I'm tired of people thinking just because I'm a stay-at-home mom, I've somehow
given up something. That I'm not as happy as I could be; I've somehow
denied myself. I'm tired of explaining that I chose to stay home, that I
never really liked the daily grind of working, that I don't have to have a
job and a paycheck to have self worth. I'm tired of working moms treating me
like a second class citizen because of the choices I've made. I'm tired of my
single friends acting as though I've betrayed Susan B. Anthony, Margaret
Sanger and Gloria Steinham in one fell swoop. I'm happy with my life; leave
I'm tired of folks thinking that because I'm a stay-at-home mom, I have all
the time in the world. That I do nothing all day but play and read
storybooks. I suppose they think the 3 loads of laundry every day wash and
dry and fold themselves. I suppose they don't realize that dinner doesn't
cook itself, that the weeds don't hop right out of the garden spontaneously,
or that the broom, mop and dust cloth don't swish around the house on their
own. That when I say "no" to this or that, I'm not being rude. I'm not being
mean. I'm just trying to make sure that I do have time to play and read
storybooks. And go to baseball games. And to chorus concerts. And to doctor's
appointments. And Children's Hour at the library. I'm happy with my house and
my family; leave me alone.
I'm tired of those who think because I go to church that I shouldn't get
angry. That I can't yell at my kids. That I can't have a bad day. That I
should always be willing and ready to help out everyone and everything they
think I should. That if I don't, I've somehow not lived up to their
expectations of righteousness. I'm only human; I'm fallible. I make mistakes.
I think that's something between me and my God; leave me alone.
I'm tired of others thinking that because I'm from West Virginia, I must
either be illiterate or backward or racist. I chose to leave, once. I missed
the people and the places and the lifestyle so much, I chose to return. I
have a college education. I yearn for a better day for my children so that
they don't have to leave to fulfill their dreams. As to the racist part,
well, that just shows their ignorance, not mine. People are people, not
colors. I'm proud to be a mountaineer; leave me alone.
I'm tired of those who think that because I'm a woman, I'm somehow inferior.
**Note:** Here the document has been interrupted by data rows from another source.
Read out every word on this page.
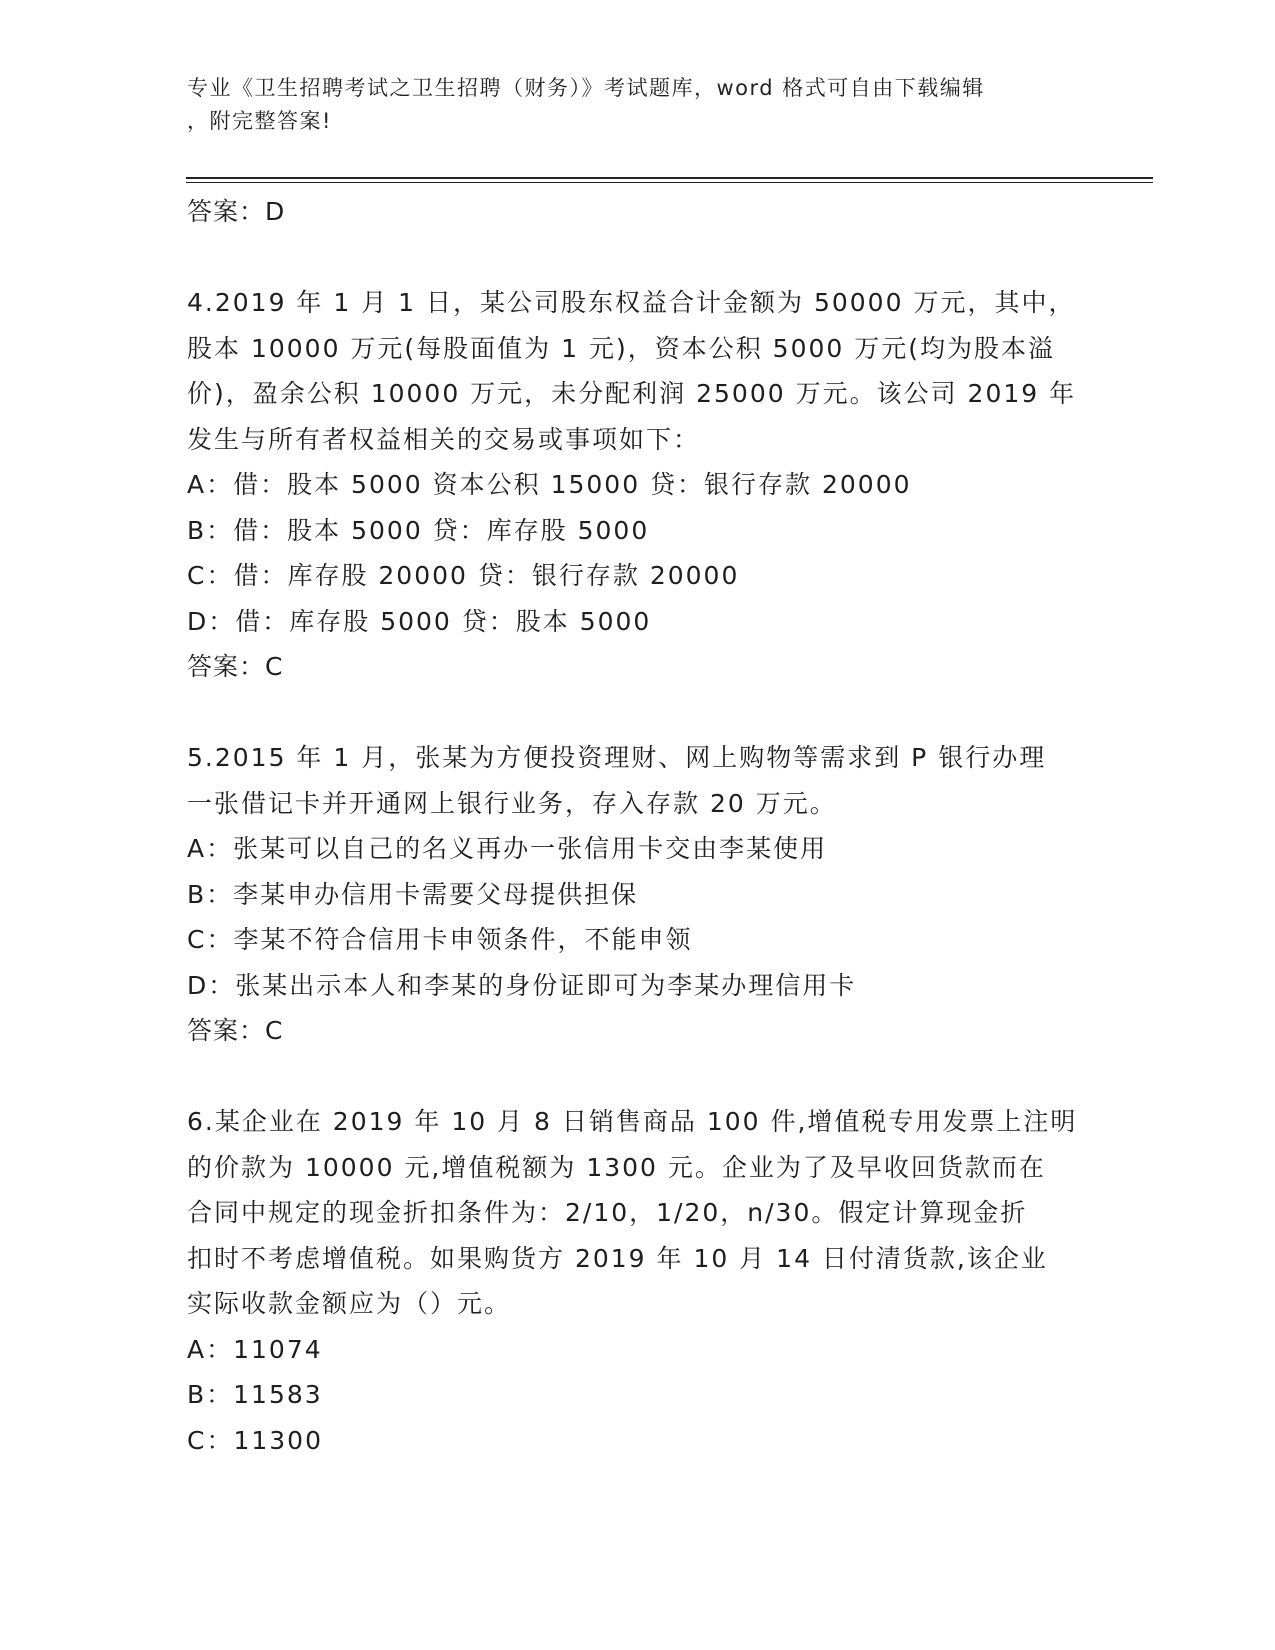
专业《卫生招聘考试之卫生招聘（财务）》考试题库，word 格式可自由下载编辑
，附完整答案!
答案：D
4.2019 年 1 月 1 日，某公司股东权益合计金额为 50000 万元，其中，
股本 10000 万元(每股面值为 1 元)，资本公积 5000 万元(均为股本溢
价)，盈余公积 10000 万元，未分配利润 25000 万元。该公司 2019 年
发生与所有者权益相关的交易或事项如下：
A：借：股本 5000 资本公积 15000 贷：银行存款 20000
B：借：股本 5000 贷：库存股 5000
C：借：库存股 20000 贷：银行存款 20000
D：借：库存股 5000 贷：股本 5000
答案：C
5.2015 年 1 月，张某为方便投资理财、网上购物等需求到 P 银行办理
一张借记卡并开通网上银行业务，存入存款 20 万元。
A：张某可以自己的名义再办一张信用卡交由李某使用
B：李某申办信用卡需要父母提供担保
C：李某不符合信用卡申领条件，不能申领
D：张某出示本人和李某的身份证即可为李某办理信用卡
答案：C
6.某企业在 2019 年 10 月 8 日销售商品 100 件,增值税专用发票上注明
的价款为 10000 元,增值税额为 1300 元。企业为了及早收回货款而在
合同中规定的现金折扣条件为：2/10，1/20，n/30。假定计算现金折
扣时不考虑增值税。如果购货方 2019 年 10 月 14 日付清货款,该企业
实际收款金额应为（）元。
A：11074
B：11583
C：11300
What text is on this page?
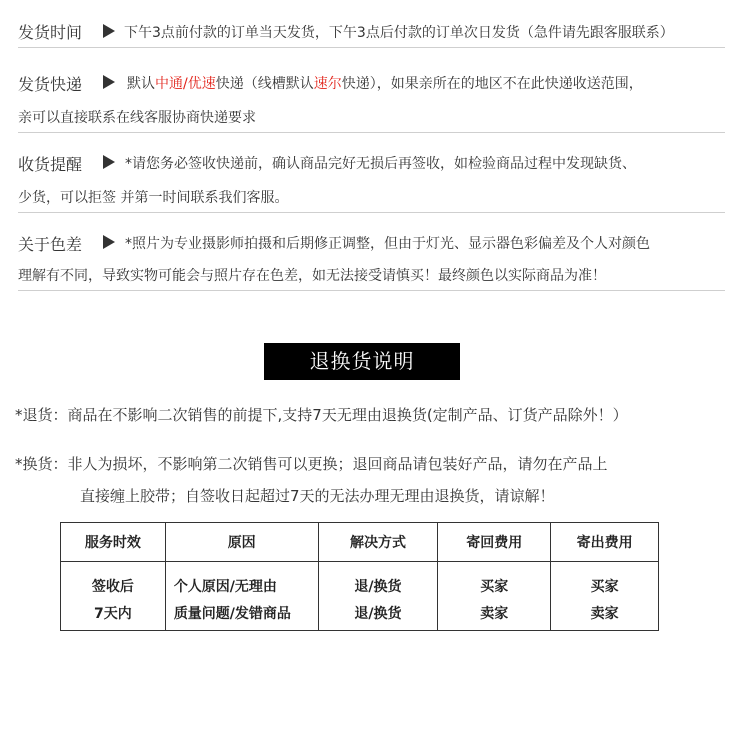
发货时间	下午3点前付款的订单当天发货，下午3点后付款的订单次日发货（急件请先跟客服联系）
发货快递	默认中通/优速快递（线槽默认速尔快递），如果亲所在的地区不在此快递收送范围，
亲可以直接联系在线客服协商快递要求
收货提醒	*请您务必签收快递前，确认商品完好无损后再签收，如检验商品过程中发现缺货、
少货，可以拒签 并第一时间联系我们客服。
关于色差	*照片为专业摄影师拍摄和后期修正调整，但由于灯光、显示器色彩偏差及个人对颜色
理解有不同，导致实物可能会与照片存在色差，如无法接受请慎买！最终颜色以实际商品为准！
退换货说明
*退货：商品在不影响二次销售的前提下,支持7天无理由退换货(定制产品、订货产品除外！）
*换货：非人为损坏，不影响第二次销售可以更换；退回商品请包装好产品，请勿在产品上
直接缠上胶带；自签收日起超过7天的无法办理无理由退换货，请谅解！
服务时效	原因	解决方式	寄回费用	寄出费用
签收后	个人原因/无理由	退/换货	买家	买家
7天内	质量问题/发错商品	退/换货	卖家	卖家
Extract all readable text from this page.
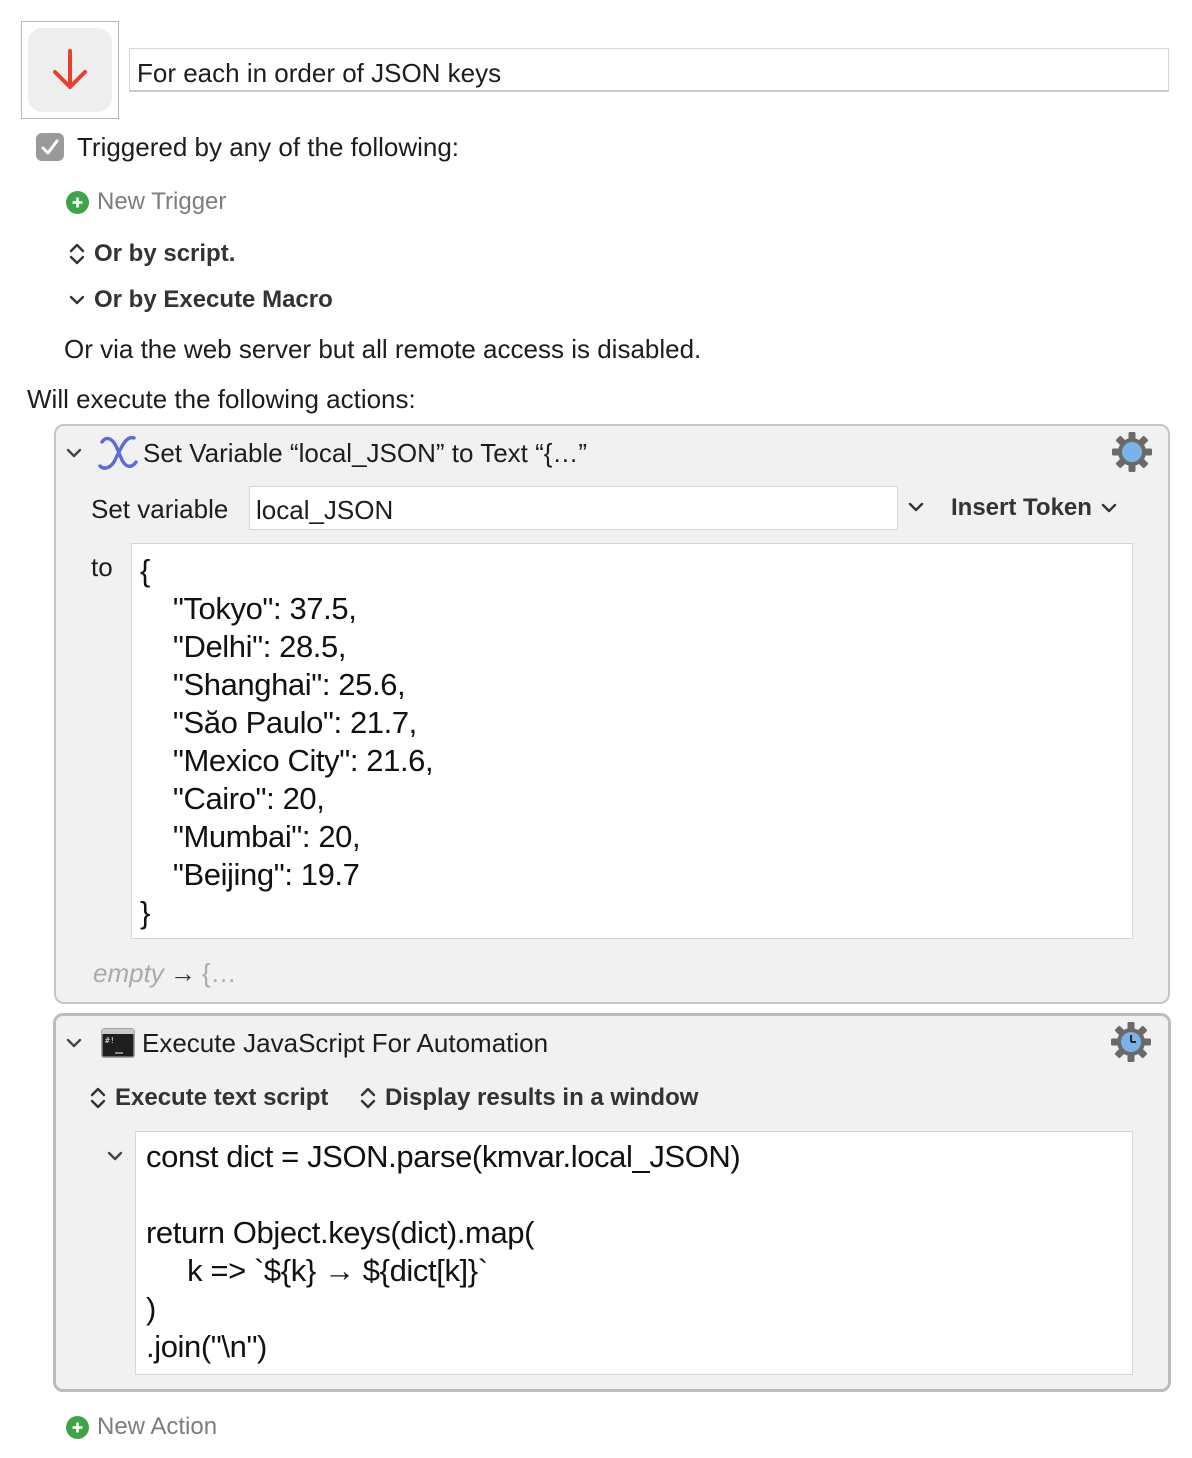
For each in order of JSON keys
Triggered by any of the following:
New Trigger
Or by script.
Or by Execute Macro
Or via the web server but all remote access is disabled.
Will execute the following actions:
Set Variable “local_JSON” to Text “{…”
Set variable local_JSON	Insert Token
to {
"Tokyo": 37.5,
"Delhi": 28.5,
"Shanghai": 25.6,
"Săo Paulo": 21.7,
"Mexico City": 21.6,
"Cairo": 20,
"Mumbai": 20,
"Beijing": 19.7
}
empty → {…
#! Execute JavaScript For Automation
Execute text script Display results in a window
const dict = JSON.parse(kmvar.local_JSON)

return Object.keys(dict).map(
k => `${k} → ${dict[k]}`
)
.join("\n")
New Action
Somehow helpless. Somehow powerless. First, let me say that I have the power
of the pen, and while I may not be able to reach the top shelf in my pantry,
I can reach people around the world with my words. How powerful and weak is
that? Second, I'd like to say that I am a mother. The attitudes, the ideals,
the opinions of the next generation are partially in my hands. The hand that
rocks the cradle, remember, does indeed rule the world. I'm a very capable
PERSON; leave me alone.
I'm tired of defending my decisions, my actions, my lifestyle, my home, my
personal beliefs, myself. I'm tired. Leave me alone.